Caller #1 said, “Patches seemed OK last night but is off feed this morning. I don’t know if he is sick enough to have you come out. What do you think?” Of course I didn’t have enough information to know what to think, so I started asking questions: “Have you taken his temperature and heart rate? How is he acting? Does he have gut sounds? Is he making manure? What do his membranes look like? The owner replied that she didn’t have a thermometer, didn’t know how to get his heart rate or listen for gut sounds, and didn’t know what I meant by membranes.
Caller #2 also told me that her horse, a mare named Suzy was off feed this morning. I asked the same questions, and this was her reply. “I knew you’d ask, so here is what I’ve found out. Her temperature is just 99.5, the heart rate is 42 and she is making manure. There aren’t many gut sounds on the left, but on the right she sounds more active than normal. Her membranes are pink.”
I told both callers that I would get back to them within 15 minutes and then sat down with a cup of coffee and thought about how I was going to handle the two calls. It would be tough to get to them both within a reasonable time because they were so far apart geographically. Did I need to see both, or neither?
I knew from experience that caller # 1, no matter how I might instruct her over the phone, would not/ could not get me the information that I needed. The only way I would be able to tell if Patches had a serious problem would be to go and check him out. On the other hand, caller # 2 had given me enough to know that there was not an immediate crisis, and that I might not have to go to her place at all. I called her back, and thanked her for gathering the information on Suzy. I said that from what she had told me I thought we could wait a bit, but that she should stay in touch.

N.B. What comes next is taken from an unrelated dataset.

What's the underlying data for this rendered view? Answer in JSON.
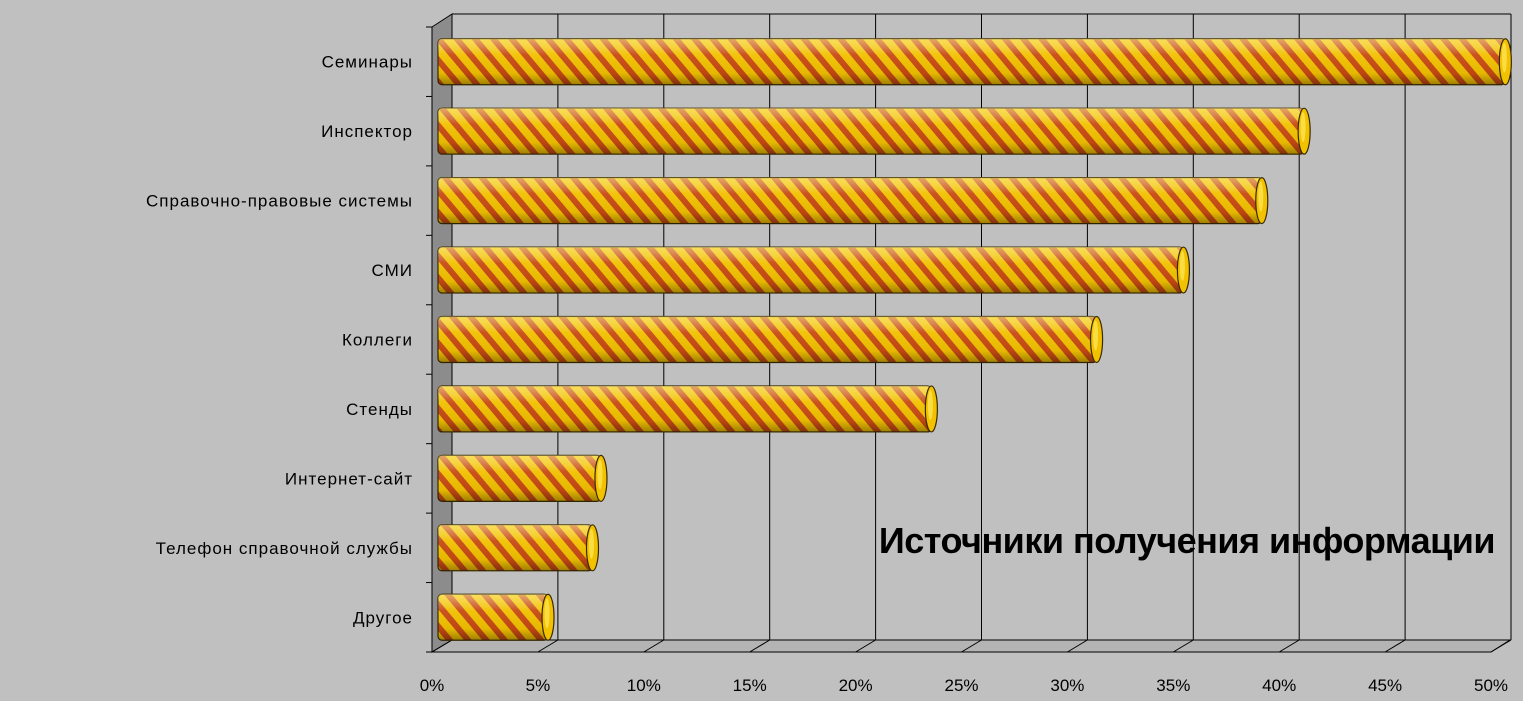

I then called Owner #1 and told her I would be right out.
By the time I saw Patches he actually was looking pretty good. His temperature was normal and he was breathing easily and at a normal rate. His heart rate was normal. and gut sounds were good. When I offered him some hay he took it readily. Perhaps he had suffered a bout of gas colic that had since passed. His owner had spent a good deal of money getting me out on an emergency call and evaluating her gelding. Had I known what was going on before I left, I could have told her to hold off for awhile and maybe she wouldn’t need to pay for that farm call. Before I left I gave her a lesson on how to do the simple evaluations that tell so much about a horse’s health status. I was on my way back and wondering how Suzy was doing when her owner called me on my cell phone. She reported that her mare had started eating, had made manure, and would probably be fine.
The point of this is that there a few simple observations that you can do yourself with diagnostic equipment that will cost you less than $25. Be ready to report your findings when you call. The information you give over the phone will be a tremendous help to your veterinarian. The important questions will be asked. If you have the answers ready for your vet, you will have their respect.

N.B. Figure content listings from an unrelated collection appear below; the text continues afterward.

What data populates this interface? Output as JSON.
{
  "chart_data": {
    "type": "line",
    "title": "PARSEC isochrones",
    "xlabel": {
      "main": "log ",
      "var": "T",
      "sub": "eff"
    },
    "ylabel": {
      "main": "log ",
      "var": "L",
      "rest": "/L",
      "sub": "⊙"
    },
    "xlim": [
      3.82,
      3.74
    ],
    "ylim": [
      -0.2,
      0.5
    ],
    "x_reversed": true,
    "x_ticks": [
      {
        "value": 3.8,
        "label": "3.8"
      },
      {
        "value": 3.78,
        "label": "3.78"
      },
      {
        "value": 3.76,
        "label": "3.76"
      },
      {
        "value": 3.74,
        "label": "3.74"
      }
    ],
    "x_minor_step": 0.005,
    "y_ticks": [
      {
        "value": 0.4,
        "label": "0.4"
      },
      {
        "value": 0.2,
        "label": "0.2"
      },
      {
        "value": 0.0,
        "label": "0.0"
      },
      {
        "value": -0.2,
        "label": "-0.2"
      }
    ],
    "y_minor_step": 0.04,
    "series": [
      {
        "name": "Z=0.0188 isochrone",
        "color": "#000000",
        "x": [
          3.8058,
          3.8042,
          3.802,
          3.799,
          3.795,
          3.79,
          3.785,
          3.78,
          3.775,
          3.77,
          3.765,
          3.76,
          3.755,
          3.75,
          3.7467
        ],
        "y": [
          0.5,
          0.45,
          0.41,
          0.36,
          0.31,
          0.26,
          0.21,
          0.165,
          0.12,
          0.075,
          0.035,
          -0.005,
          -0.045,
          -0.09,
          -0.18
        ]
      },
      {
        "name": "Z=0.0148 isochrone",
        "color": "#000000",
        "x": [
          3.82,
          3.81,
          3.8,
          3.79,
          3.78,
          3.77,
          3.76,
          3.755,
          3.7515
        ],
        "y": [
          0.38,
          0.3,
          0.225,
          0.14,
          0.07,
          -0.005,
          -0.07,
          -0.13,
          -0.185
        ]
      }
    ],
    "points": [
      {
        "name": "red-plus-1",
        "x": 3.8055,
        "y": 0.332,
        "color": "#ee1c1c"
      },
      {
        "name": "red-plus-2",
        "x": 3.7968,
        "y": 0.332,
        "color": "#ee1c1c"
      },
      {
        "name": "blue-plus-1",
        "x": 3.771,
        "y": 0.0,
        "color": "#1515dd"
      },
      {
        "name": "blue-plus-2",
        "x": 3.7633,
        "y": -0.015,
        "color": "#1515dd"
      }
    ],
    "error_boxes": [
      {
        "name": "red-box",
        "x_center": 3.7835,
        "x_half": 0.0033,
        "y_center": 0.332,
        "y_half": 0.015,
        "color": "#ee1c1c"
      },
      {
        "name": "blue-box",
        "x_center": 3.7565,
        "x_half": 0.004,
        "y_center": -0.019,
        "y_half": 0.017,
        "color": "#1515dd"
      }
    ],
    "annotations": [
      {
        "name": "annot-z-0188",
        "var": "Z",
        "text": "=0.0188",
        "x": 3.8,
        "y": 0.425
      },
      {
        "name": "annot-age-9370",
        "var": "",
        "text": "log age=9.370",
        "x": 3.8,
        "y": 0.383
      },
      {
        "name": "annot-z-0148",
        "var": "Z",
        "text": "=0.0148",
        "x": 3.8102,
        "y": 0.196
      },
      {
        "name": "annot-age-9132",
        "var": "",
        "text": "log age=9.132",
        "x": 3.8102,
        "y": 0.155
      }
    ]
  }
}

It’s better for your horse and your wallet to know how to take a temperature, check for heart rate, listen for gut sounds, and check for membrane color. If you aren’t totally sure on how to make the observations or don’t have the thermometer and stethoscope to do them with, my suggestion is to corner your vet next time he or she is on the farm. Tell them you would like to learn how to evaluate your horse. I can assure you that they will be happy to take the time. Down the road this might save you money and them a midnight trip.